HB’s default setting for prior variance informs the algorithm regarding the balance it should strike between fitting the lower-level model (the individual choices) vs. the upper-level model (the population characteristics). The default prior variance is 1.0, but we can manipulate it to illustrate how predictive validity for held out choices (new choices not included in the utility estimation) can be affected.

We examined a recent CBC survey involving 4 attributes and 12 choice tasks per respondent. We randomly selected 2 choice tasks per respondent to hold out for validation purposes and estimated utilities using the remaining 10 tasks. We’ve reported the fit to the 10 choice tasks (RLH) and the holdout hit rate for the 2 held out tasks below, under different degrees of consideration of the lower- and upper-level models.

RLH (Internal Fit) | Holdout Hit Rate (Predictive Validity) | |
---|---|---|

Default HB settings to find a compromise between fitting the individual-level and upper-level models (prior variance = 1) | 0.55 | 58% |

Emphasize the fit at the individual level (prior variance = 100) | 0.81 | 55% |

Emphasize the fit to the upper-level model (prior variance = 0.05) | 0.34 | 52% |

We see that obtaining the highest RLH (internal fit of the model) doesn’t lead to the highest holdout hit rate. A more appropriate compromise between fitting the individual choices and the upper-level model leads to higher predictive validity.

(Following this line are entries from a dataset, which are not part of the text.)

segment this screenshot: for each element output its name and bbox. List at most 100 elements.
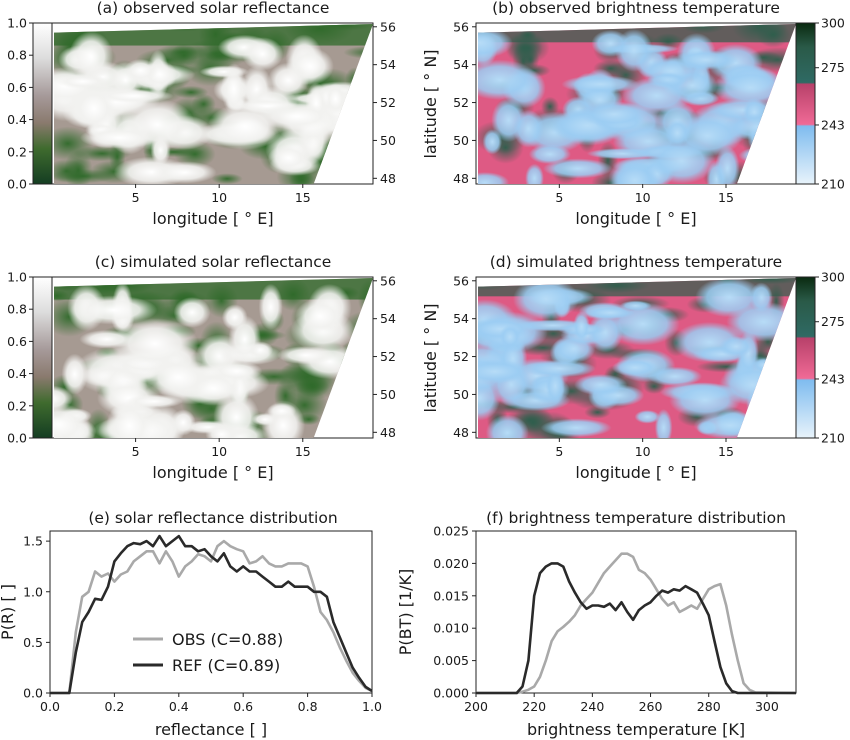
cloud-patch: [256, 103, 337, 130]
legend-ref-label: REF (C=0.89): [172, 656, 280, 675]
lat-tick-label: 54: [453, 311, 469, 326]
lat-tick-label: 56: [380, 273, 396, 288]
cloud-patch: [277, 346, 335, 365]
cloud-patch: [61, 353, 88, 395]
obs-series-line: [476, 552, 797, 695]
cloud-patch: [54, 403, 91, 438]
map-a-axes: 5 10 15 48 50 52 54 56: [132, 19, 396, 205]
colorbar-tick-label: 1.0: [7, 270, 27, 285]
panel-d: (d) simulated brightness temperature 5 10…: [421, 253, 845, 482]
panel-b-title: (b) observed brightness temperature: [492, 0, 780, 17]
legend-obs-label: OBS (C=0.88): [172, 630, 283, 649]
cloud-patch: [170, 409, 196, 436]
colorbar-tick-label: 0.6: [7, 334, 27, 349]
cloud-patch: [69, 295, 158, 325]
map-b-field: [478, 24, 796, 184]
x-tick-label: 300: [755, 699, 779, 714]
x-tick-label: 0.2: [104, 699, 124, 714]
map-c-field: [54, 278, 373, 438]
cloud-patch: [111, 318, 199, 370]
cold-patch: [478, 27, 513, 59]
cloud-patch: [79, 126, 159, 149]
plot-e-ylabel: P(R) [ ]: [0, 584, 17, 640]
lat-tick-label: 52: [453, 95, 469, 110]
cold-patch: [499, 324, 521, 349]
colorbar-tick-label: 0.4: [7, 366, 27, 381]
colorbar-tick-label: 300: [821, 16, 845, 31]
lat-tick-label: 48: [380, 425, 396, 440]
reflectance-colorbar: [32, 22, 53, 185]
lon-tick-label: 15: [718, 444, 734, 459]
cold-patch: [648, 138, 716, 184]
reflectance-colorbar-c-ticks: 0.0 0.2 0.4 0.6 0.8 1.0: [7, 270, 33, 446]
colorbar-tick-label: 275: [821, 314, 845, 329]
colorbar-tick-label: 0.0: [7, 177, 27, 192]
bt-colorbar-b: [795, 22, 816, 185]
x-tick-label: 260: [639, 699, 663, 714]
plot-f-xlabel: brightness temperature [K]: [527, 720, 745, 739]
lon-tick-label: 10: [211, 190, 227, 205]
lat-tick-label: 50: [380, 133, 396, 148]
lon-tick-label: 5: [555, 190, 563, 205]
map-b-axes: 5 10 15 48 50 52 54 56: [453, 19, 734, 205]
cold-patch: [611, 358, 659, 377]
panel-a-title: (a) observed solar reflectance: [97, 0, 330, 17]
x-tick-label: 200: [464, 699, 488, 714]
lat-tick-label: 52: [453, 349, 469, 364]
y-tick-label: 1.5: [23, 534, 43, 549]
lat-tick-label: 56: [453, 19, 469, 34]
colorbar-tick-label: 210: [821, 431, 845, 446]
map-d-xlabel: longitude [ ° E]: [575, 463, 696, 482]
ref-series-line: [50, 534, 373, 695]
colorbar-tick-label: 0.4: [7, 112, 27, 127]
cold-patch: [512, 278, 580, 321]
y-tick-label: 0.5: [23, 635, 43, 650]
map-b-xlabel: longitude [ ° E]: [575, 209, 696, 228]
cloud-patch: [241, 37, 284, 71]
cold-patch: [718, 336, 754, 357]
cloud-patch: [258, 283, 283, 331]
cold-patch: [513, 109, 545, 148]
cold-patch: [621, 77, 692, 115]
cold-patch: [647, 366, 703, 387]
x-tick-label: 0.0: [40, 699, 60, 714]
plot-e: 0.0 0.2 0.4 0.6 0.8 1.0 0.0 0.5 1.0 1.5: [23, 534, 382, 714]
cold-patch: [478, 359, 531, 384]
cold-patch: [580, 101, 649, 128]
map-c-xlabel: longitude [ ° E]: [152, 463, 273, 482]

Practical take-away? Sometimes researchers think that a reduced RLH is a bad thing (e.g. due to imposing utility constraints or fitting a linear term rather than a part worth term). It may not be. Even though the internal fit to the choices used in utility estimation may have gone down, the predictive validity for new choices not included in the model may have increased. Conversely, sometimes researchers think that increasing the RLH (e.g. by adding interaction effects or increasing the prior variance) is a good thing. That also may not be the case. Holdout validation can help guide researchers regarding the practical effect of such changes on predictive validity.